Sporting success has always had a disproportionate influence on Irish life and culture. The McGuigan fights, rugby Grand Slams, Rory McIroy’s rise to the top of the golfing world. They all have a special place in Irish life. Because sporting triumph means more to smaller nations and populations.  The likes of England, Germany, and the USA may beg to differ, but it’s true. The reason is pretty simple. Such successes resonate with possibility and hope. Small nations aren’t expected to succeed on the international stage, and therefore such success transfixes spectators when it happens. And it’s not just the underdog factor at work here. In these austere economic times, sporting victories have the capacity to enthuse an entire nation, to give hope that potential exists beyond the daily grind. Such  elation is short-lived, but it means a great deal in those fleeting, transient moments. Sport is the ultimate form of escapism, where millions can live vicariously through their heroes. It’s all very well cheering for the multi-millionaires of Manchester United or Barcelona, but we all feel much more involved when success is achieved by our international sportsmen, regardless of the pursuit. These are people we can relate to, our neighbours, whose exploits carry our own dreams and aspirations.

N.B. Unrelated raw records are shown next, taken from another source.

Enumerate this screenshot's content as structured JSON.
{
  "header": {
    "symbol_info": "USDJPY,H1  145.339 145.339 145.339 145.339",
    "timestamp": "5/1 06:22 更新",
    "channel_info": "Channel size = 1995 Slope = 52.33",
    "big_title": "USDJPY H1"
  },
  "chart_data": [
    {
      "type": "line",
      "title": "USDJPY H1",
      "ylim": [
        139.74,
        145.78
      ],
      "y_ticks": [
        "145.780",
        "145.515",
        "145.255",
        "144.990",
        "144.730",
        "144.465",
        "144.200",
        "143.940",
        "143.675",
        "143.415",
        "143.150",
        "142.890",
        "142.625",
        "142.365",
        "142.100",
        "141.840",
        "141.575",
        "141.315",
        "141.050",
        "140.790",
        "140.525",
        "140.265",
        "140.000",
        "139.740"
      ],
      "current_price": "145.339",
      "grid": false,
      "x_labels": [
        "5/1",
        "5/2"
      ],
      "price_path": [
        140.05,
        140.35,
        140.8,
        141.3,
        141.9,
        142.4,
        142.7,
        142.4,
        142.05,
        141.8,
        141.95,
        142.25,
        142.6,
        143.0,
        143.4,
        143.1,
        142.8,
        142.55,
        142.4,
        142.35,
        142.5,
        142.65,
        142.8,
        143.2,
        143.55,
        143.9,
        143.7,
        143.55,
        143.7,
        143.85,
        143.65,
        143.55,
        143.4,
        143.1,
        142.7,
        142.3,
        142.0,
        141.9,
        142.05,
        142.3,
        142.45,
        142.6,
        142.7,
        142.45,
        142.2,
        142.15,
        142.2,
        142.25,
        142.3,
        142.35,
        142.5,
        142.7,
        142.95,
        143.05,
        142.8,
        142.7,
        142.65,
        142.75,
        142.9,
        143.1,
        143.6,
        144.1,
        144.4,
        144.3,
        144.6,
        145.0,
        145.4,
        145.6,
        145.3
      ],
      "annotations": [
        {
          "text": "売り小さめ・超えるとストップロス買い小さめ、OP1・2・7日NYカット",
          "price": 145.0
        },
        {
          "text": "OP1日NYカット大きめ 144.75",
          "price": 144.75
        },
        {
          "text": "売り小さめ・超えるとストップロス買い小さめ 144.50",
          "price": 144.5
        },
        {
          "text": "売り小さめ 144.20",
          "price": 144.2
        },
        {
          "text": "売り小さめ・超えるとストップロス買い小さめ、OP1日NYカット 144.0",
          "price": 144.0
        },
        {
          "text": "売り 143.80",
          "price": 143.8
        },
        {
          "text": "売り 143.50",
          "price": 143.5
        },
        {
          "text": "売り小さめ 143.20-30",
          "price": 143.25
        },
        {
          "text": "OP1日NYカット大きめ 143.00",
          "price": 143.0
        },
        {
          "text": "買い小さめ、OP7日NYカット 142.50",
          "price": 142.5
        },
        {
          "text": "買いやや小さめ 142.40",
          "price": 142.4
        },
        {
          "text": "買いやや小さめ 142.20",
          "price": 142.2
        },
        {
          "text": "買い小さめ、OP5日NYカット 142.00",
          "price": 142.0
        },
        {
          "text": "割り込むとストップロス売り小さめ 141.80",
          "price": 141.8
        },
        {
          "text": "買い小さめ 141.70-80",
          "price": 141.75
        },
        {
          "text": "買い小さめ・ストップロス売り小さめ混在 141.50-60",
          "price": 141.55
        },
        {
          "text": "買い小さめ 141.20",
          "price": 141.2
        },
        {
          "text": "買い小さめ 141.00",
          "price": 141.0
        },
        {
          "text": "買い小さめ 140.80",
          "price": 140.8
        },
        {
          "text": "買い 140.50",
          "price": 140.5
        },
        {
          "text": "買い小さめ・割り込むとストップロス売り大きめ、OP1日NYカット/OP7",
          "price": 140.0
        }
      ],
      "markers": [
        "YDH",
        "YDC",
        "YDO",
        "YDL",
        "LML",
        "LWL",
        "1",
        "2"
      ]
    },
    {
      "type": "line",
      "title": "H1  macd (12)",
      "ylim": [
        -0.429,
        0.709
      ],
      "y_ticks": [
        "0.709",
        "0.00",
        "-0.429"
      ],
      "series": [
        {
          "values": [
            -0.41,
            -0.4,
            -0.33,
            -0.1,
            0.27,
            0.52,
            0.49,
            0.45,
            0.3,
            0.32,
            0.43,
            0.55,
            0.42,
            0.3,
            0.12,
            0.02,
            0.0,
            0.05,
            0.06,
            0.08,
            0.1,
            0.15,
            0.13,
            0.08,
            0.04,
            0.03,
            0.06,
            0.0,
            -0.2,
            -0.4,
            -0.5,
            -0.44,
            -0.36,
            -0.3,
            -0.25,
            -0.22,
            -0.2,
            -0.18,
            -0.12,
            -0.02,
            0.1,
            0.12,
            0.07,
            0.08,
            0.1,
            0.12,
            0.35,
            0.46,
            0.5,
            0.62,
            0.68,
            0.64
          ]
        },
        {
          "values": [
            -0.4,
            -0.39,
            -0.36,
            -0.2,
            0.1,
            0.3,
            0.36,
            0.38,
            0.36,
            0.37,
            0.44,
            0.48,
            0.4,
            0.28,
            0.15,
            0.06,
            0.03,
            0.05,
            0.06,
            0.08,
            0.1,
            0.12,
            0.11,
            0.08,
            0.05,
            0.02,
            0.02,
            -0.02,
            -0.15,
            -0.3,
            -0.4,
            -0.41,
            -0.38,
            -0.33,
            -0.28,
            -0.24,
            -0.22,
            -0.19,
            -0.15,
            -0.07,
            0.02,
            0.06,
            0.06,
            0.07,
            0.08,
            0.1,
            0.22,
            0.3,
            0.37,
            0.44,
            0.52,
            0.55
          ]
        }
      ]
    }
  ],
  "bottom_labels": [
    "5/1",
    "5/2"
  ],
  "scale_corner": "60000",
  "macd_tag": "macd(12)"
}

In a divided society, sport has always been a rallying point that unites us in the midst of polarisation. Soccer has often been the exception to this rule, where more tribal realities regularly come to bear. However, there are signs that times are changing. With both Irish football teams qualifying together for a major tournament for the first time, there had been fears that such division would manifest itself, both at home and in France. In the event, Irish fans have been magnificent thus far, their behaviour an exemplar of inclusiveness and tolerance. In the attitude of Irish supporters, a template has been set for cooperation among rival fans. In France, we have seen Irish fans united, united not in the support of one team, but united in mutual tolerance and respect. And therein lies the lesson.

Sporting rivalry doesn’t have to divide, doesn’t need to appeal to the worst tendencies of human expression. What the Euro 2016 fan experience has shown us is that sport should be about colour, fun, enthusiasm, and happiness. National identity exclusively expressed in a positive, joyful, and non-threatening way. Irish fans have set the example, but it’s clear that the vast majority of international football fans just want to cheer on their team in a positive and respectful manner. They want to participate and celebrate, celebrating great wins like Northern Ireland’s on Thursday night. In a tournament where the spectre of hooliganism has raised its ugly head once again, it’s heartening that the Irish (north and south) are leading the way in setting an alternative example. Best fans in the world. Regardless of what happens on the field, that alone is worthy of celebration. Just ask the Northern Ireland fans who are still celebrating an historic win. You don’t have to be Brazil to be successful.